Kurt Zouma gets to pick his next club, not Chelsea
By Travis Tyler
I’ve been writing about Chelsea for some time and that often requires me to see some truly stupid things about the club. I often write about those things, not for the boo boys who are too ignorant to see sense, but for those that sympathize but aren’t too far gone.
So this one isn’t for the morons that view Kurt Zouma as a bargaining chip in a high stakes game. This is for those upset that he’d rather join West Ham than Sevilla. Would that kill the Jules Kounde deal? It would go a long ways towards it but at the end of the day, Kurt Zouma gets to choose his next club. Not Chelsea.
Let’s back up and discuss why Zouma is leaving at all. Of the centerbacks, Zouma has the highest value at the moment. Andreas Christensen, Cesar Azpilicueta, Antonio Rudiger, and Thiago Silva are all on short contracts that lessen what the club could get for them. Furthermore, Zouma is stylistically the worse fit for Thomas Tuchel. He is still an excellent defender, just not for the current needs of Tuchel’s three at the back.
Kounde is a better fit and Sevilla already showed with Tottenham that they would at least entertain a swap deal. But one of the main reasons why swap deals are so rare is because players don’t want to be forced to go to clubs. Any deal involving Kounde to Chelsea and Zouma to Sevilla requires the approval of four parties: both clubs and both players. If one says no, it falls apart and rightfully so.
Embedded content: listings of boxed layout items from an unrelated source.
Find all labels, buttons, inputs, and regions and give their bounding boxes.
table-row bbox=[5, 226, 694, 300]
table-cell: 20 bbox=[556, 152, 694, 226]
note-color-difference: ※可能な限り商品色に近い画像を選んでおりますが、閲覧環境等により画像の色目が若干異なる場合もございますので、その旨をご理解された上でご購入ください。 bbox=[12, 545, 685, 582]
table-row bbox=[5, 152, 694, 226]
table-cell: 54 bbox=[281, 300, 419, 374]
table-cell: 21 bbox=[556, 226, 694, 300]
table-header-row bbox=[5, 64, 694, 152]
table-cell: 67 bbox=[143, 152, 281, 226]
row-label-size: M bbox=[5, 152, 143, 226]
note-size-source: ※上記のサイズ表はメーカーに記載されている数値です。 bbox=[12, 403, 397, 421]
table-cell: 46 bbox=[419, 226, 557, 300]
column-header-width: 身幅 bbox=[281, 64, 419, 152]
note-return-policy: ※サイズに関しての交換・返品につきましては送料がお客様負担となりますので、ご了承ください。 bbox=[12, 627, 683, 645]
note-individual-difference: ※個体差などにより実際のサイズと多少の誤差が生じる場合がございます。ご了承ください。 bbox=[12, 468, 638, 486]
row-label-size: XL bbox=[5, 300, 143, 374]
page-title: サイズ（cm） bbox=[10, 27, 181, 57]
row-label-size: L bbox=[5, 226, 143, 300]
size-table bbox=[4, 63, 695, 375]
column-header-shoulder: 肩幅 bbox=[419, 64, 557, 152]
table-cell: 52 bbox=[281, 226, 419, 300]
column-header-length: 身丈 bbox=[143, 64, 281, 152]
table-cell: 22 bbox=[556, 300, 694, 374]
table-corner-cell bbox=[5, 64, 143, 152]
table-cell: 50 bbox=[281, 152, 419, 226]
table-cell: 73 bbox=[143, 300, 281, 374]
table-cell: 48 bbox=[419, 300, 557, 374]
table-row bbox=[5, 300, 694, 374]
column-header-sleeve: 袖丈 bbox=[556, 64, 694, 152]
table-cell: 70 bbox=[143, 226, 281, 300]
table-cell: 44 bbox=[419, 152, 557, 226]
Now West Ham want Zouma too. They are below Chelsea’s valuation, so it is acceptable that Chelsea says no. At the same time, it is acceptable that Zouma waits to see if they increase the offer because he seemingly prefers the Hammers to going to La Liga.
This is the part that confuses even the sensible fans. Why would he go to West Ham instead of a team in the Champions League? Doesn’t he want to compete? And that is one of those tangents where fans forget that players are, at the end of the day, people.
Imagine you suddenly got a job offer in another country. You’ve never lived in that country, you don’t speak the language, but it would keep you at about the same career level that you’re at currently. At the same time, a slightly smaller company in the same city gives you a job offer. They aren’t as prestigious as your current job, but one day they could be. Your time at your current job is done no matter what so which is more appealing?
Many would choose that similar prestige job elsewhere. And many others would choose to stay in the same city. The trick is that there isn’t a right answer. The person gets to choose. They can’t be forced to choose simply by what is convenient to their current employer.
Zouma gets to choose his next club. Not Chelsea. He has his reasons for preferring West Ham over Sevilla. That doesn’t make him a traitor to the club or doing wrong by Chelsea. It makes him a person.